K–ZrO2 Interfaces Boost CO2 Hydrogenation to Higher Alcohols

Abstract

Alkali metal promoters are widely used to modify active metal sites/interfaces of heterogeneous catalysts for numerous industrial processes. However, the interplay between an alkali metal and support, a crucial catalytic parameter, has been scarcely investigated in controlling the activation behaviors of intermediates and improving catalysis. Herein, we report that K–ZrO2 interfaces can boost the production of higher alcohols (HA) from CO2 hydrogenation over an amorphous ZrO2-supported K–Cu–Fe catalyst (KFeCu/a-ZrO2).

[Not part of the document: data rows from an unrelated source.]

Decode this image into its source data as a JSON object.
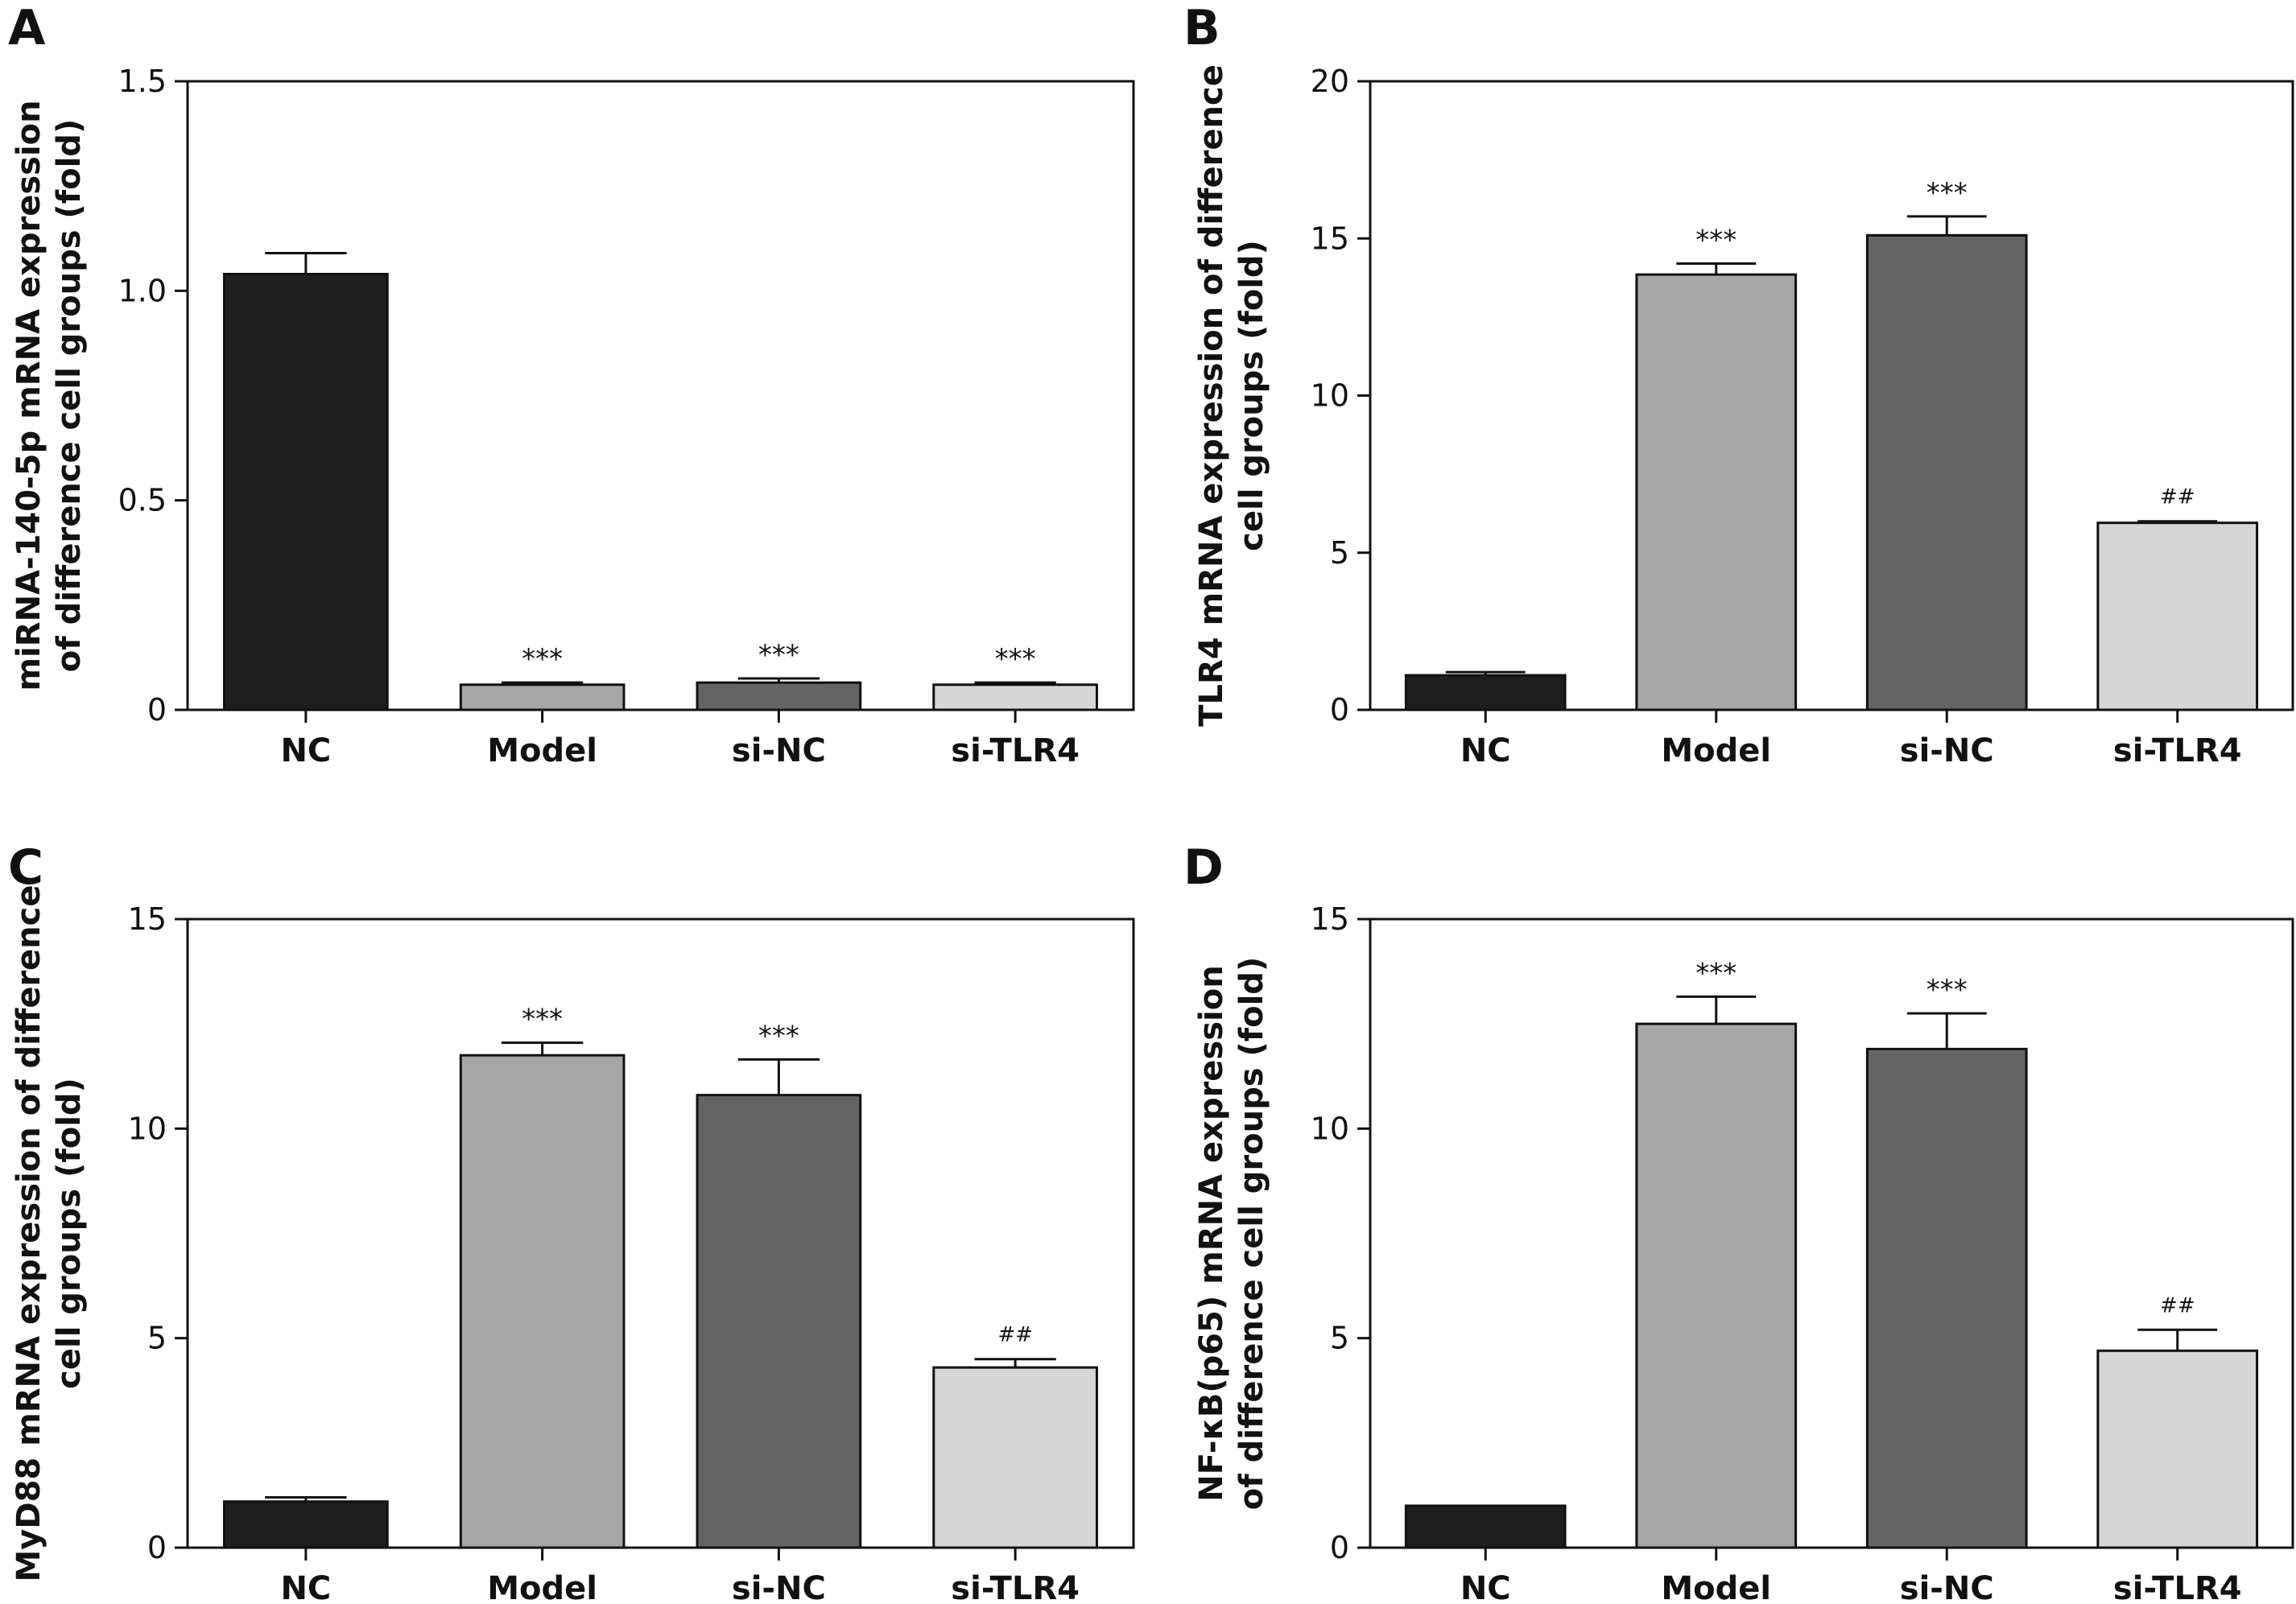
{
  "chart_data": [
    {
      "panel": "A",
      "type": "bar",
      "ylabel": [
        "miRNA-140-5p mRNA expression",
        "of difference cell groups (fold)"
      ],
      "ylim": [
        0,
        1.5
      ],
      "yticks": [
        "0",
        "0.5",
        "1.0",
        "1.5"
      ],
      "ytick_values": [
        0,
        0.5,
        1.0,
        1.5
      ],
      "categories": [
        "NC",
        "Model",
        "si-NC",
        "si-TLR4"
      ],
      "values": [
        1.04,
        0.06,
        0.065,
        0.06
      ],
      "errors": [
        0.05,
        0.005,
        0.01,
        0.005
      ],
      "annotations": [
        "",
        "***",
        "***",
        "***"
      ],
      "colors": [
        "#1e1e1e",
        "#a6a6a6",
        "#646464",
        "#d6d6d6"
      ]
    },
    {
      "panel": "B",
      "type": "bar",
      "ylabel": [
        "TLR4 mRNA expression of difference",
        "cell groups (fold)"
      ],
      "ylim": [
        0,
        20
      ],
      "yticks": [
        "0",
        "5",
        "10",
        "15",
        "20"
      ],
      "ytick_values": [
        0,
        5,
        10,
        15,
        20
      ],
      "categories": [
        "NC",
        "Model",
        "si-NC",
        "si-TLR4"
      ],
      "values": [
        1.1,
        13.85,
        15.1,
        5.95
      ],
      "errors": [
        0.1,
        0.35,
        0.6,
        0.05
      ],
      "annotations": [
        "",
        "***",
        "***",
        "##"
      ],
      "colors": [
        "#1e1e1e",
        "#a6a6a6",
        "#646464",
        "#d6d6d6"
      ]
    },
    {
      "panel": "C",
      "type": "bar",
      "ylabel": [
        "MyD88 mRNA expression of difference",
        "cell groups (fold)"
      ],
      "ylim": [
        0,
        15
      ],
      "yticks": [
        "0",
        "5",
        "10",
        "15"
      ],
      "ytick_values": [
        0,
        5,
        10,
        15
      ],
      "categories": [
        "NC",
        "Model",
        "si-NC",
        "si-TLR4"
      ],
      "values": [
        1.1,
        11.75,
        10.8,
        4.3
      ],
      "errors": [
        0.1,
        0.3,
        0.85,
        0.2
      ],
      "annotations": [
        "",
        "***",
        "***",
        "##"
      ],
      "colors": [
        "#1e1e1e",
        "#a6a6a6",
        "#646464",
        "#d6d6d6"
      ]
    },
    {
      "panel": "D",
      "type": "bar",
      "ylabel": [
        "NF-κB(p65) mRNA expression",
        "of difference cell groups (fold)"
      ],
      "ylim": [
        0,
        15
      ],
      "yticks": [
        "0",
        "5",
        "10",
        "15"
      ],
      "ytick_values": [
        0,
        5,
        10,
        15
      ],
      "categories": [
        "NC",
        "Model",
        "si-NC",
        "si-TLR4"
      ],
      "values": [
        1.0,
        12.5,
        11.9,
        4.7
      ],
      "errors": [
        0.0,
        0.65,
        0.85,
        0.5
      ],
      "annotations": [
        "",
        "***",
        "***",
        "##"
      ],
      "colors": [
        "#1e1e1e",
        "#a6a6a6",
        "#646464",
        "#d6d6d6"
      ]
    }
  ]
}
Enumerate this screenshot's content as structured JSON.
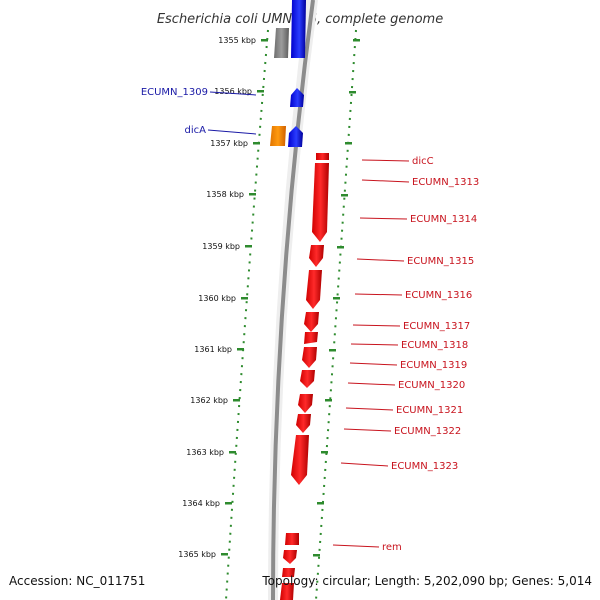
{
  "title": "Escherichia coli UMN026, complete genome",
  "accession_text": "Accession: NC_011751",
  "summary_text": "Topology: circular; Length: 5,202,090 bp; Genes: 5,014",
  "colors": {
    "backbone": "#9a9a9a",
    "ruler_dots": "#2e8b2e",
    "reverse_strand": "#0a14ff",
    "forward_strand": "#ff1010",
    "special_gene": "#ff8c00",
    "pseudo_gene": "#8a8a8a",
    "label_blue": "#1a1aa6",
    "label_red": "#c8141e"
  },
  "kbp_labels": [
    "1355 kbp",
    "1356 kbp",
    "1357 kbp",
    "1358 kbp",
    "1359 kbp",
    "1360 kbp",
    "1361 kbp",
    "1362 kbp",
    "1363 kbp",
    "1364 kbp",
    "1365 kbp"
  ],
  "left_genes": [
    "ECUMN_1309",
    "dicA"
  ],
  "right_genes": [
    "dicC",
    "ECUMN_1313",
    "ECUMN_1314",
    "ECUMN_1315",
    "ECUMN_1316",
    "ECUMN_1317",
    "ECUMN_1318",
    "ECUMN_1319",
    "ECUMN_1320",
    "ECUMN_1321",
    "ECUMN_1322",
    "ECUMN_1323",
    "rem"
  ]
}
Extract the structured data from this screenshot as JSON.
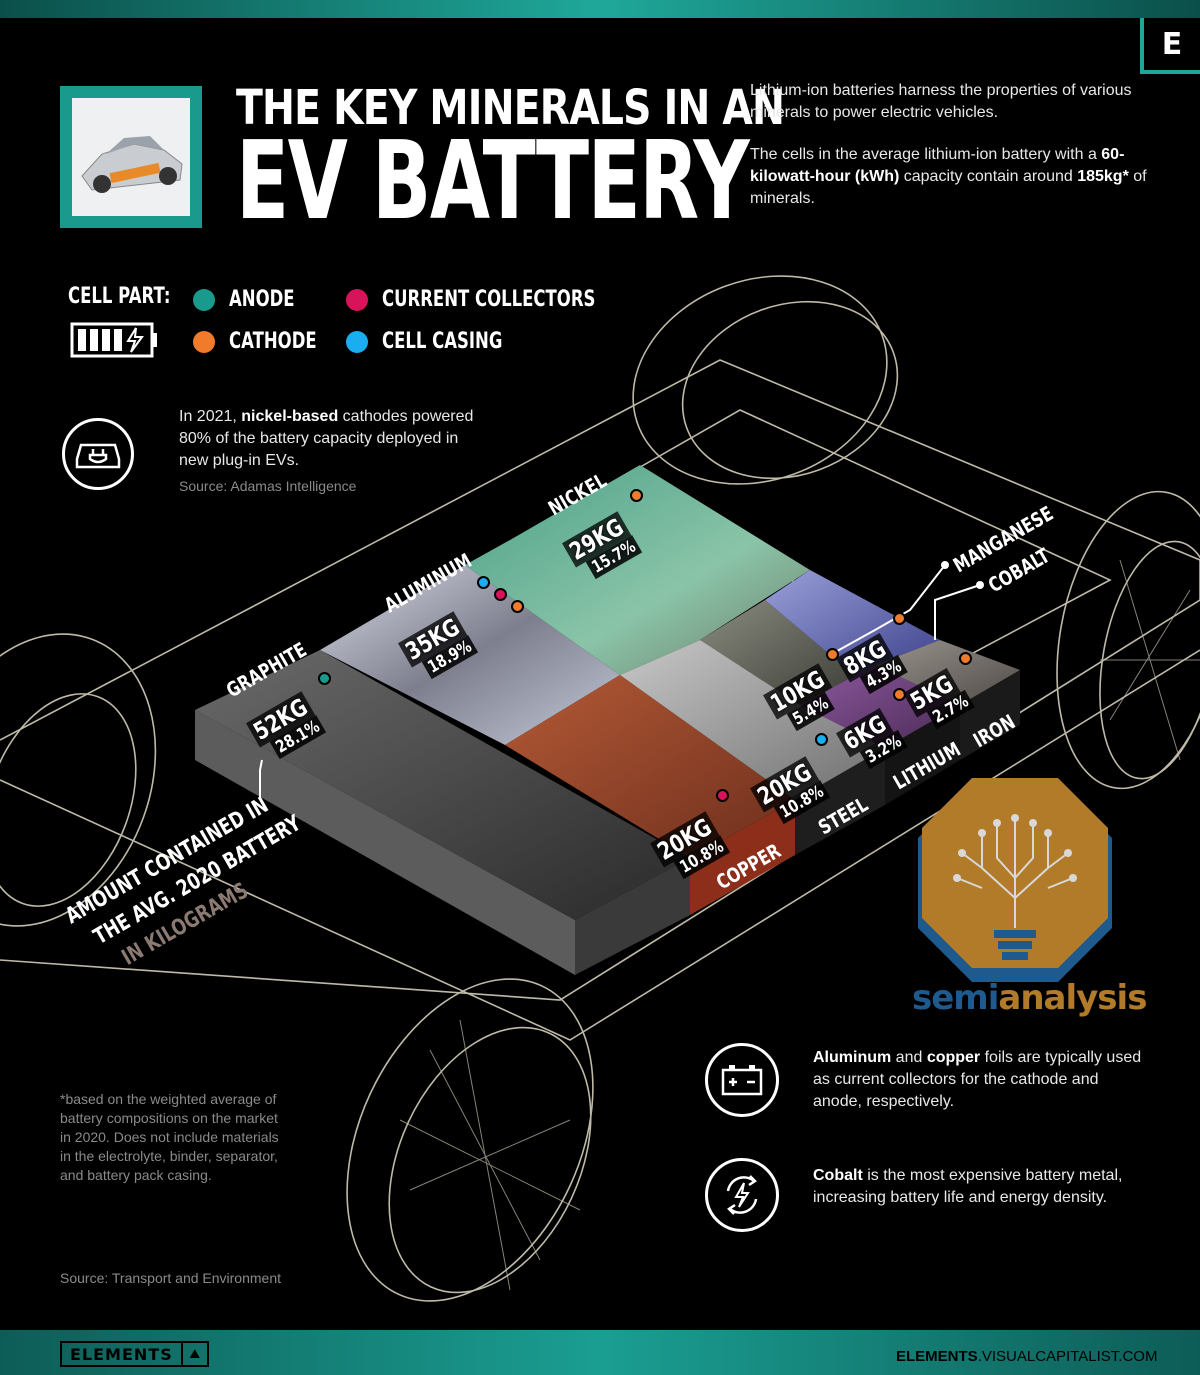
{
  "header": {
    "brand_mark": "E",
    "title_line1": "THE KEY MINERALS IN AN",
    "title_line2": "EV BATTERY"
  },
  "intro": {
    "p1": "Lithium-ion batteries harness the properties of various minerals to power electric vehicles.",
    "p2_a": "The cells in the average lithium-ion battery with a ",
    "p2_b": "60-kilowatt-hour (kWh)",
    "p2_c": " capacity contain around ",
    "p2_d": "185kg*",
    "p2_e": " of minerals."
  },
  "legend": {
    "title": "CELL PART:",
    "items": [
      {
        "label": "ANODE",
        "color": "#1a9a8d"
      },
      {
        "label": "CATHODE",
        "color": "#f07b2a"
      },
      {
        "label": "CURRENT COLLECTORS",
        "color": "#d8135a"
      },
      {
        "label": "CELL CASING",
        "color": "#1aaef0"
      }
    ]
  },
  "fact_nickel": {
    "a": "In 2021, ",
    "b": "nickel-based",
    "c": " cathodes powered 80% of the battery capacity deployed in new plug-in EVs.",
    "source": "Source: Adamas Intelligence"
  },
  "minerals": [
    {
      "name": "GRAPHITE",
      "kg": "52KG",
      "pct": "28.1%",
      "part": "anode"
    },
    {
      "name": "ALUMINUM",
      "kg": "35KG",
      "pct": "18.9%",
      "part": "casing, collectors, cathode"
    },
    {
      "name": "NICKEL",
      "kg": "29KG",
      "pct": "15.7%",
      "part": "cathode"
    },
    {
      "name": "COPPER",
      "kg": "20KG",
      "pct": "10.8%",
      "part": "collectors"
    },
    {
      "name": "STEEL",
      "kg": "20KG",
      "pct": "10.8%",
      "part": "casing"
    },
    {
      "name": "MANGANESE",
      "kg": "10KG",
      "pct": "5.4%",
      "part": "cathode"
    },
    {
      "name": "COBALT",
      "kg": "8KG",
      "pct": "4.3%",
      "part": "cathode"
    },
    {
      "name": "LITHIUM",
      "kg": "6KG",
      "pct": "3.2%",
      "part": "cathode"
    },
    {
      "name": "IRON",
      "kg": "5KG",
      "pct": "2.7%",
      "part": "cathode"
    }
  ],
  "amount_label": {
    "line1": "AMOUNT CONTAINED IN",
    "line2": "THE AVG. 2020 BATTERY",
    "line3": "IN KILOGRAMS"
  },
  "watermark": {
    "part1": "semi",
    "part2": "analysis"
  },
  "fact_foils": {
    "a": "Aluminum",
    "b": " and ",
    "c": "copper",
    "d": " foils are typically used as current collectors for the cathode and anode, respectively."
  },
  "fact_cobalt": {
    "a": "Cobalt",
    "b": " is the most expensive battery metal, increasing battery life and energy density."
  },
  "footnote": "*based on the weighted average of battery compositions on the market in 2020. Does not include materials in the electrolyte, binder, separator, and battery pack casing.",
  "source": "Source:  Transport and Environment",
  "footer": {
    "brand": "ELEMENTS",
    "site_bold": "ELEMENTS",
    "site_rest": ".VISUALCAPITALIST.COM"
  }
}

In situ spectroscopy and chemisorption demonstrate that the strong interactions between K and ZrO2 induce the formation of surface Zrδ+ sites/oxygen vacancies at K–ZrO2 interfaces, thus providing plenty of nondissociative CO activation sites. The improved molecular CO adsorption capacity at the K–ZrO2 interfaces expedites the CO insertion reaction (*CHx + *CO → *CHx-CO) at Cu–Fe5C2 interfaces, thereby driving the HA synthesis reaction with nearly 4.6 times higher activity of HA in comparison to the KFeCu/SiO2 catalyst. At the optimal conditions of 320 °C, 4 MPa, and 12 L gcat–1 h–1, the KFeCu/a-ZrO2 catalyst shows the HA space time yield of 125.0 mg gcat–1 h–1, ranking the top level among the reported single-component catalysts in the literature. Most importantly, this work provides an in-depth insight into alkali promoter–support interactions for promoting catalytic performance.